JAKARTA| H9 Kementerian Perdagangan (Kemendag) melalui Direktorat Jenderal Pengembangan Ekspor Nasional dan Fairventures Worldwide menandat...
JAKARTA| H9
Kementerian Perdagangan (Kemendag) melalui Direktorat Jenderal Pengembangan Ekspor Nasional dan Fairventures Worldwide menandatangani nota kesepahaman (MoU) pengembangan kayu ringan berkelanjutan. Penandatanganan MoU ini merupakan bentuk komitmen Kementerian Perdagangan dalam mendukung inovasi dan kreativitas pengembangan kayu ringan, khususnya jenis sengon dan jabon. MoU ini sekaligus merupakan langkah yang diambil Kementerian Perdagangan yang meyakini besarnya prospek kayu ringan menjadi primadona dunia di masa depan.

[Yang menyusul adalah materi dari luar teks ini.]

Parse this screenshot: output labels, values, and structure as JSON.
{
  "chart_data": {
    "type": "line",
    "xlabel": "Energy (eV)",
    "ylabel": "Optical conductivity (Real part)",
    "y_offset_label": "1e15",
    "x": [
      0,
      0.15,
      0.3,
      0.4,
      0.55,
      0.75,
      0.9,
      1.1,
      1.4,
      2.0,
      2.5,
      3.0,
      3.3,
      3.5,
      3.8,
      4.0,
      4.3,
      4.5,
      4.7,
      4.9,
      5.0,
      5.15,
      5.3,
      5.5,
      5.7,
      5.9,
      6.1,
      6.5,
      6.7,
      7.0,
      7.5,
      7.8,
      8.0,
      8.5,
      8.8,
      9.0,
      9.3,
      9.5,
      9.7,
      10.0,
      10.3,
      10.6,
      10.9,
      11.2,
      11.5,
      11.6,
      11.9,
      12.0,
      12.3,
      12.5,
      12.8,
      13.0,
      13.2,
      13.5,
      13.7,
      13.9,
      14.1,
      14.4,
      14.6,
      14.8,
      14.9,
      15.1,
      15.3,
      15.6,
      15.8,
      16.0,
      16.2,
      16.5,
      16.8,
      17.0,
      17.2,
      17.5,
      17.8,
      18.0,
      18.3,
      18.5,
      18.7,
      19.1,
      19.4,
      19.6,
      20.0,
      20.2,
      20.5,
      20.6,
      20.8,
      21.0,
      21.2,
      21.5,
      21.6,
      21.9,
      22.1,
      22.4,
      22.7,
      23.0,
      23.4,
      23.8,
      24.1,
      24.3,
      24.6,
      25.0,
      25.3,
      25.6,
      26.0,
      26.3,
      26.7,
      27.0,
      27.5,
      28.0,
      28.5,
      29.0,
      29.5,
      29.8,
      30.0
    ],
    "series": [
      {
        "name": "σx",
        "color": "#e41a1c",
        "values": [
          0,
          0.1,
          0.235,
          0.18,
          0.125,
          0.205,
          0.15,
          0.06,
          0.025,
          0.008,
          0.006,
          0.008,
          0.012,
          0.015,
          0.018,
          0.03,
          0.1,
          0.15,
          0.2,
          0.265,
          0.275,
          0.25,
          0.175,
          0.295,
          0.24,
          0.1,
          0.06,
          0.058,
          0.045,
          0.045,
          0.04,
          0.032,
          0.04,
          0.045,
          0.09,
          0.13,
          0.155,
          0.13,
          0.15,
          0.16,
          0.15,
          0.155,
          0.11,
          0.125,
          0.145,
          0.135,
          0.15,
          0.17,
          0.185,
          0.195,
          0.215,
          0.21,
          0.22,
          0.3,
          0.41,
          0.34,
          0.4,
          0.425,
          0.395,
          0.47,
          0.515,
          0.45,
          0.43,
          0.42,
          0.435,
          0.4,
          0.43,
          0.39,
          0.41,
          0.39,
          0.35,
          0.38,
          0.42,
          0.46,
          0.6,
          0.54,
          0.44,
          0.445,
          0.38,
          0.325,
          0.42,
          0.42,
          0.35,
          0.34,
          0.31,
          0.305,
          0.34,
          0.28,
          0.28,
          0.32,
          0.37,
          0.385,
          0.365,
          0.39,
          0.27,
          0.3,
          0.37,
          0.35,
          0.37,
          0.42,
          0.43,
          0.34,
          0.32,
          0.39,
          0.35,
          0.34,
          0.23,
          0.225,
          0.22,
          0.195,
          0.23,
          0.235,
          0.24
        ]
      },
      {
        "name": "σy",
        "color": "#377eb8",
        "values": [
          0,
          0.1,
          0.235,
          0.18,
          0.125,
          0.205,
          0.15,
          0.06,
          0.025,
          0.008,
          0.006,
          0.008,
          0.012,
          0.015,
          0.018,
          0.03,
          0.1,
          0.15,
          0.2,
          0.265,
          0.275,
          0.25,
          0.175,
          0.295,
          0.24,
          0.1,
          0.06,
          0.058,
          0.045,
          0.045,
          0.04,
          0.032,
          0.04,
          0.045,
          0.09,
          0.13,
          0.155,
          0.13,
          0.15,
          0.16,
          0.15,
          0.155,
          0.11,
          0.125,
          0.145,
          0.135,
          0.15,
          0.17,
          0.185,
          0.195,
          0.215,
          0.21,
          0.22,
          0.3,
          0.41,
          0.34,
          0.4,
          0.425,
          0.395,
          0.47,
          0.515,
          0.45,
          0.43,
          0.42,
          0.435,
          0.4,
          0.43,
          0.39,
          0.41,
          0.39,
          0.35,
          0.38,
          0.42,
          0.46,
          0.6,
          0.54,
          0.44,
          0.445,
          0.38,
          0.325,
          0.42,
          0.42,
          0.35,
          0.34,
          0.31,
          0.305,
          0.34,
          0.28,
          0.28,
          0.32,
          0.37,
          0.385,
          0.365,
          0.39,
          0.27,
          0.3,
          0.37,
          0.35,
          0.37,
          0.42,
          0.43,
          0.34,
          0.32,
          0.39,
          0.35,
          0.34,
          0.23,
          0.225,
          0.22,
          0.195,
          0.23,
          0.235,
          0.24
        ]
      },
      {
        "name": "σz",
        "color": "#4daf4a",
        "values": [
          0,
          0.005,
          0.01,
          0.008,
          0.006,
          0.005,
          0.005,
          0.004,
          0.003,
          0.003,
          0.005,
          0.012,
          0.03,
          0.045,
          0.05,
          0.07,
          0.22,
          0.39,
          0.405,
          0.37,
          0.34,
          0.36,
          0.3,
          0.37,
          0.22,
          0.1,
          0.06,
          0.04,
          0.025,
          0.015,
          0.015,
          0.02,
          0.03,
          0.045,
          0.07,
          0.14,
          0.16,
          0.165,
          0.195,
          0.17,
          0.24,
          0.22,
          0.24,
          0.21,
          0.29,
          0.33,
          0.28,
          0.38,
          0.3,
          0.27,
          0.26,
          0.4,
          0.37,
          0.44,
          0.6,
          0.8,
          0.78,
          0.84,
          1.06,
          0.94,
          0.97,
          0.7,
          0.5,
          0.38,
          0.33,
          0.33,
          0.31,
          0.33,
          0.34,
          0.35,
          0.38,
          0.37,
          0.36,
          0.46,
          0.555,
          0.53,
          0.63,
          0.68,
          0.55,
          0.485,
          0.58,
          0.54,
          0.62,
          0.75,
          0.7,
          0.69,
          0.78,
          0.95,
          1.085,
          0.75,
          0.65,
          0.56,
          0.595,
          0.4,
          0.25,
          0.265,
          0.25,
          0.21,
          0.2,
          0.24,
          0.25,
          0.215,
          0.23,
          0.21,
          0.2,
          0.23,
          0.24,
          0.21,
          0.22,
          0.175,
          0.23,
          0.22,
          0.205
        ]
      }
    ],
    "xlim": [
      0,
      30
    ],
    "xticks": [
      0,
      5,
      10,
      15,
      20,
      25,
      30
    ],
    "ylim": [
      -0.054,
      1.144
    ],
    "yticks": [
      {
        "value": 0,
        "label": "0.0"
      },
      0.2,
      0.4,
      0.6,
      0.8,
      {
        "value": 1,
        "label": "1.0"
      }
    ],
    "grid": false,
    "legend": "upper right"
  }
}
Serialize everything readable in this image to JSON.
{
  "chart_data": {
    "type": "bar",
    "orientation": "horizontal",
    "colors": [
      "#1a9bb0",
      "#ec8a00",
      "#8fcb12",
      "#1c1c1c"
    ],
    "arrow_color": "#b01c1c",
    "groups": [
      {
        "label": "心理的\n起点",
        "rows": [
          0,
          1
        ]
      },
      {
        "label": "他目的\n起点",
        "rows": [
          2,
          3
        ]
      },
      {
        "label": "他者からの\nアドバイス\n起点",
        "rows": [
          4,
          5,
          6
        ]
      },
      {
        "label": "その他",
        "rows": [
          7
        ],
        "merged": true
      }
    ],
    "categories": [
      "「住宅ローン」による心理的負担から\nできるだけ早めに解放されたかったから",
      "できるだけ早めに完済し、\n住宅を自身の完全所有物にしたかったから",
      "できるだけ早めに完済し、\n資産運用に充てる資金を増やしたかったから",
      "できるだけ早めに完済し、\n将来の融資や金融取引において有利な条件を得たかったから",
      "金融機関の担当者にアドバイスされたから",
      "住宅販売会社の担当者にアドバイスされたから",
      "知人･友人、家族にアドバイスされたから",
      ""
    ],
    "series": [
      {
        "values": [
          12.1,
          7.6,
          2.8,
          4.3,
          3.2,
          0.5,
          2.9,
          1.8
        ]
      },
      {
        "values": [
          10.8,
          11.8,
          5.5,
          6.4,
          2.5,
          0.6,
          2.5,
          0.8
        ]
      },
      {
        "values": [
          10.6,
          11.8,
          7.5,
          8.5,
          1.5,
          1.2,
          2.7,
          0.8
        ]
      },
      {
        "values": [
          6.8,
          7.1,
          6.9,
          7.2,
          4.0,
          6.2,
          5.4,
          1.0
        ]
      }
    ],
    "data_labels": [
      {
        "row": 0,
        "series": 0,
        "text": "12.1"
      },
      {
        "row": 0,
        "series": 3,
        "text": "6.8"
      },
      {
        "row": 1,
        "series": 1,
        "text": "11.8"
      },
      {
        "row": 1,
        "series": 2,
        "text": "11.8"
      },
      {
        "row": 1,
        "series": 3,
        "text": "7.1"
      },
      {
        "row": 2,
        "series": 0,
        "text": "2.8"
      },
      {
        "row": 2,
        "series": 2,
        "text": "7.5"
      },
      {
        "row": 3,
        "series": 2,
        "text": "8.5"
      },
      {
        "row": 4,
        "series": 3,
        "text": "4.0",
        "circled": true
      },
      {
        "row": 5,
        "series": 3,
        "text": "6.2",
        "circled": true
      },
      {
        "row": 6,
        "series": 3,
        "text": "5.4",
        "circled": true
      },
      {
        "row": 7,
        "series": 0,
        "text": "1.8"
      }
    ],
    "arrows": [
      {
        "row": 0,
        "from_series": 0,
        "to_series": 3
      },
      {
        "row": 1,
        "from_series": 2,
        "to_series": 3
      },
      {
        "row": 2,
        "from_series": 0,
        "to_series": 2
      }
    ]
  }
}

Penandatanganan MoU dilakukan Direktur Jenderal PEN Didi Sumedi dan CEO Fairventures Worldwide Megan King pada Jum'at (22/4). Selain MoU, Kemendag dan Fairventures Worldwide juga menandatangani Technical Arrangement (TA) untuk menindaklanjuti MoU tersebut secara detil.
“Kebutuhan material kayu di pasar global terus meningkat seiring dengan pertumbuhan populasi manusia. Pada 2021, total perdagangan kayu tropis dunia mencapai USD 196,4 miliar, sementara produksi kayu hutan tropis hanya mencapai 2,6 miliar meter kubik (m3). Sehingga pasar potensial yang belum tergali (untapped potential market) dapat dimanfaatkan oleh eksportir dan produsen kayu Indonesia,” ujar Didi.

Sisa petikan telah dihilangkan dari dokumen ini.